By Sridhar Krishnaswami

Washington OCT. 22. The United States has formally circulated a revised draft at the United Nations on the new Iraq resolution. The Bush administration, in an effort to come to terms with serious objections in the Security Council, has left out an explicit authorisation on the use of force. But concerns do remain.

The new draft resolution was circulated at a meeting of the five Permanent Council members; and the ambassadors are due to meet again on Tuesday in New York to proceed with whatever instructions they had received from their capitals. Washington is confident that its new resolution will find acceptance. The key attention is on France, which has taken a tough stance on any use force against Iraq. Paris has been maintaining for the last five weeks that it is for two resolutions, one on the use of force coming only after weapons inspectors reported to the Council that the mission had failed on account of Iraq going back on the terms. Washington's decision to step back on the explicit authorisation over the use of force does not mean that the Republican administration is subscribing to the French idea. Rather, the U.S. is now agreeable to a two-phase process but within a single resolution. And this is where some of the persisting concerns are. Under the new scheme of things, the draft apparently continues to say that Iraq is in "material breach'' of U.N. resolutions, a term that the United States could use later for a military response. Further, key diplomats at the world body are worried about persistent U.S. language saying that Iraq had been warned of "serious consequences''. But there are things that the Bush administration has done over and beyond the dropping of explicit language on the use of force. And these have been taken note of in a positive manner.
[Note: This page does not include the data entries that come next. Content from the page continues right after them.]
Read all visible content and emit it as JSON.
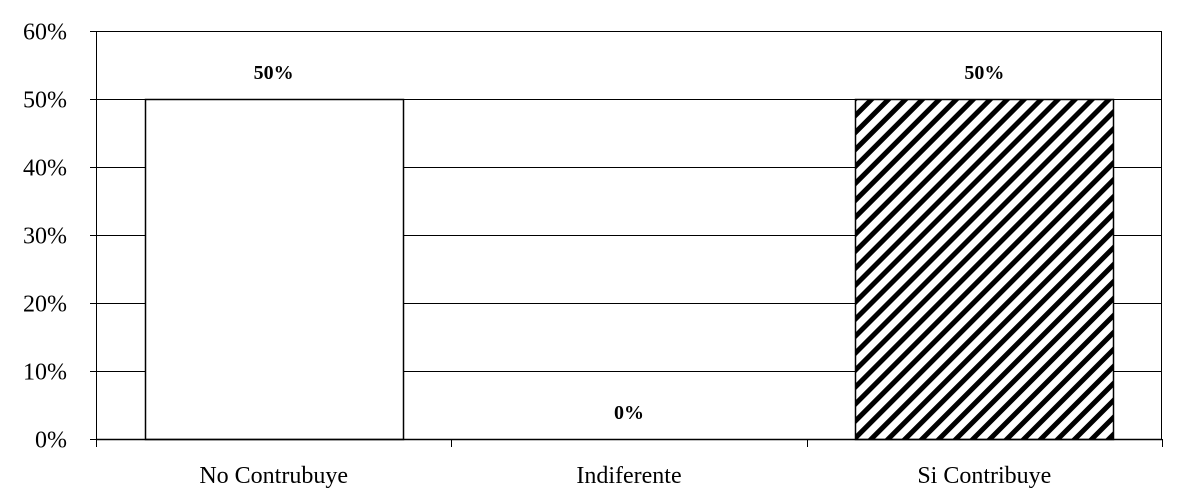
{
  "chart_data": {
    "type": "bar",
    "categories": [
      "No Contrubuye",
      "Indiferente",
      "Si Contribuye"
    ],
    "values": [
      50,
      0,
      50
    ],
    "data_labels": [
      "50%",
      "0%",
      "50%"
    ],
    "fills": [
      "white",
      "white",
      "diagonal-hatch"
    ],
    "ylim": [
      0,
      60
    ],
    "yticks": [
      0,
      10,
      20,
      30,
      40,
      50,
      60
    ],
    "ytick_labels": [
      "0%",
      "10%",
      "20%",
      "30%",
      "40%",
      "50%",
      "60%"
    ],
    "grid": true,
    "legend": "none",
    "colors": {
      "bar_stroke": "#000000",
      "bar_fill": "#ffffff",
      "grid": "#000000"
    }
  }
}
It includes dropping of a demand for military units to accompany weapons inspectors. The U.S. also dropped an earlier insistence that the Permanent Five could send their own weapons inspections personnel. Meanwhile, the President, George W. Bush, has said that he will try diplomacy "one more time'' and seemed to back away from an impression that he and his administration are bent upon driving the Iraqi leader, Saddam Hussein, out of power. "We don't believe he's going to change. However, if he were to meet all conditions of the United Nations... that in itself would signal that the regime has changed'', the President said. "We've tried diplomacy. We're trying it one more time'', he said.

Mr. Bush also drew a distinction between Iraq and North Korea, both of whom he had referred early this year as being members of the so-called axis of evil. "What makes him (Saddam Hussein) even more unique is the fact that he's actually gassed his own people."